Les entraide traditionnelles, héritées des pratiques de voisinage ancestrales, perdurent dans certains villages du canton. Les agriculteurs se prêtent main-forte lors des travaux de fenaison, des vêlages difficiles ou des périodes de surcharge de travail. Ces solidarités informelles sont un filet de sécurité précieux dans une profession soumise à de nombreux aléas.
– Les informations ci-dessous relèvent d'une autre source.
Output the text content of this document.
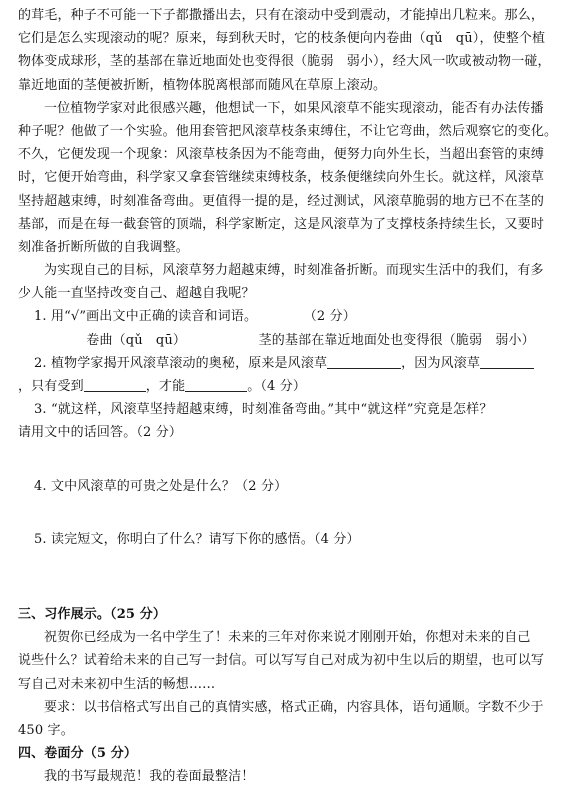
的茸毛，种子不可能一下子都撒播出去，只有在滚动中受到震动，才能掉出几粒来。那么，
它们是怎么实现滚动的呢？原来，每到秋天时，它的枝条便向内卷曲（qǔ　qū），使整个植
物体变成球形，茎的基部在靠近地面处也变得很（脆弱　弱小），经大风一吹或被动物一碰，
靠近地面的茎便被折断，植物体脱离根部而随风在草原上滚动。
一位植物学家对此很感兴趣，他想试一下，如果风滚草不能实现滚动，能否有办法传播
种子呢？他做了一个实验。他用套管把风滚草枝条束缚住，不让它弯曲，然后观察它的变化。
不久，它便发现一个现象：风滚草枝条因为不能弯曲，便努力向外生长，当超出套管的束缚
时，它便开始弯曲，科学家又拿套管继续束缚枝条，枝条便继续向外生长。就这样，风滚草
坚持超越束缚，时刻准备弯曲。更值得一提的是，经过测试，风滚草脆弱的地方已不在茎的
基部，而是在每一截套管的顶端，科学家断定，这是风滚草为了支撑枝条持续生长，又要时
刻准备折断所做的自我调整。
为实现自己的目标，风滚草努力超越束缚，时刻准备折断。而现实生活中的我们，有多
少人能一直坚持改变自己、超越自我呢？
1. 用“√”画出文中正确的读音和词语。	（2 分）
卷曲（qǔ　qū）	茎的基部在靠近地面处也变得很（脆弱　弱小）
2. 植物学家揭开风滚草滚动的奥秘，原来是风滚草	，因为风滚草
，只有受到	，才能	。（4 分）
3. “就这样，风滚草坚持超越束缚，时刻准备弯曲。”其中“就这样”究竟是怎样？
请用文中的话回答。（2 分）
4. 文中风滚草的可贵之处是什么？（2 分）
5. 读完短文，你明白了什么？请写下你的感悟。（4 分）
三、习作展示。（25 分）
祝贺你已经成为一名中学生了！未来的三年对你来说才刚刚开始，你想对未来的自己
说些什么？试着给未来的自己写一封信。可以写写自己对成为初中生以后的期望，也可以写
写自己对未来初中生活的畅想……
要求：以书信格式写出自己的真情实感，格式正确，内容具体，语句通顺。字数不少于
450 字。
四、卷面分（5 分）
我的书写最规范！我的卷面最整洁！
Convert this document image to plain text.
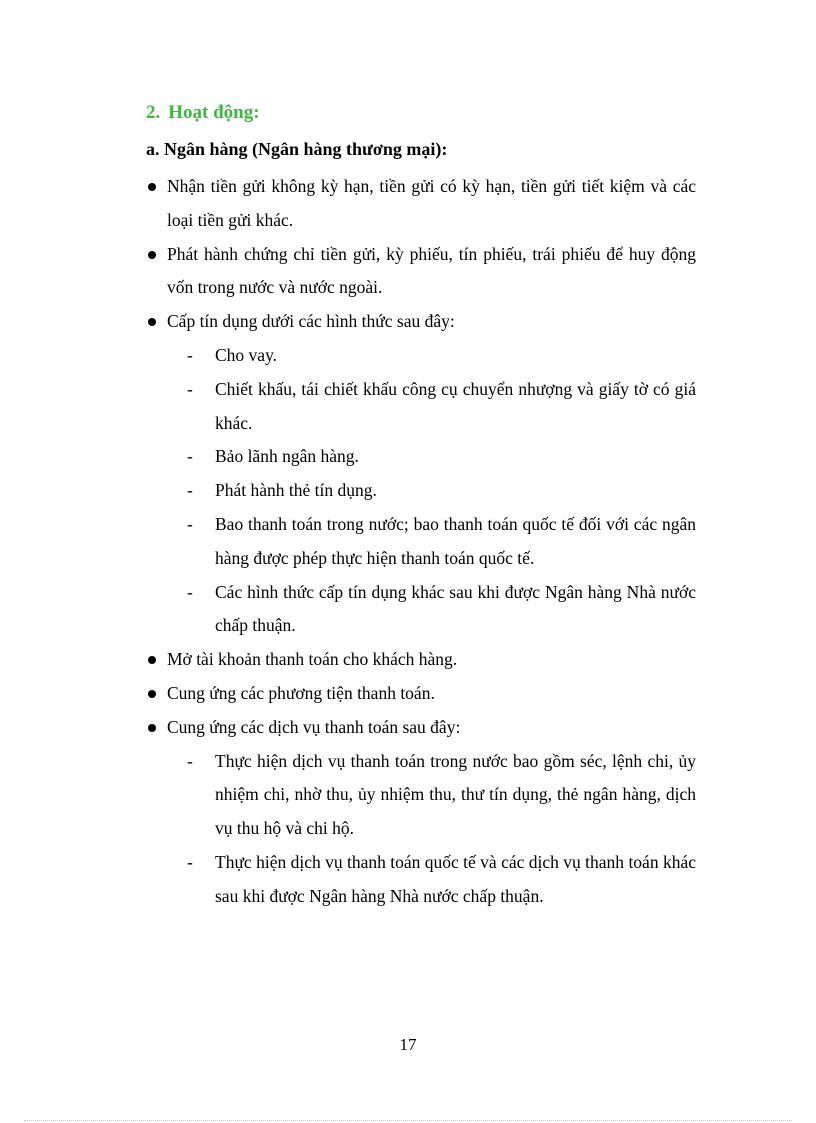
2. Hoạt động:
a. Ngân hàng (Ngân hàng thương mại):
Nhận tiền gửi không kỳ hạn, tiền gửi có kỳ hạn, tiền gửi tiết kiệm và các loại tiền gửi khác.
Phát hành chứng chỉ tiền gửi, kỳ phiếu, tín phiếu, trái phiếu để huy động vốn trong nước và nước ngoài.
Cấp tín dụng dưới các hình thức sau đây:
- Cho vay.
- Chiết khấu, tái chiết khấu công cụ chuyển nhượng và giấy tờ có giá khác.
- Bảo lãnh ngân hàng.
- Phát hành thẻ tín dụng.
- Bao thanh toán trong nước; bao thanh toán quốc tế đối với các ngân hàng được phép thực hiện thanh toán quốc tế.
- Các hình thức cấp tín dụng khác sau khi được Ngân hàng Nhà nước chấp thuận.
Mở tài khoản thanh toán cho khách hàng.
Cung ứng các phương tiện thanh toán.
Cung ứng các dịch vụ thanh toán sau đây:
- Thực hiện dịch vụ thanh toán trong nước bao gồm séc, lệnh chi, ủy nhiệm chi, nhờ thu, ủy nhiệm thu, thư tín dụng, thẻ ngân hàng, dịch vụ thu hộ và chi hộ.
- Thực hiện dịch vụ thanh toán quốc tế và các dịch vụ thanh toán khác sau khi được Ngân hàng Nhà nước chấp thuận.
17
Transmission des savoirs et formation des jeunes éleveurs
La transmission des savoirs agricoles est un enjeu crucial pour la pérennité de l’élevage comtois. Les éleveurs expérimentés transmettent à leurs enfants ou à leurs associés une connaissance empirique du troupeau, des prairies et du territoire que les formations agricoles formelles ne peuvent pas entièrement remplacer.
Les lycées agricoles du Doubs (notamment celui de Quetigny et les établissements du secteur) forment chaque année de nouveaux éleveurs, qui apprennent les bases zootechniques, la gestion économique et les nouvelles technologies de l’élevage. Mais c’est sur le terrain, aux côtés des éleveurs chevronnés, que s’acquiert la sensibilité pratique indispensable : reconnaître une vache en chaleur, diagnostiquer une mammite à ses premières manifestations, évaluer l’état d’engraissement d’un animal ou ajuster la ration alimentaire en fonction du stade de lactation.
Le dispositif du tutorat, proposé par les réseaux d’accompagnement à l’installation agricole (Chambre d’agriculture, Jeunes Agriculteurs), met en relation les porteurs de projet avec des agriculteurs expérimentés qui acceptent de les accueillir sur leur exploitation pendant plusieurs mois. Cette immersion pratique est souvent décisive pour la réussite de l’installation et pour la confiance du futur exploitant dans ses décisions quotidiennes.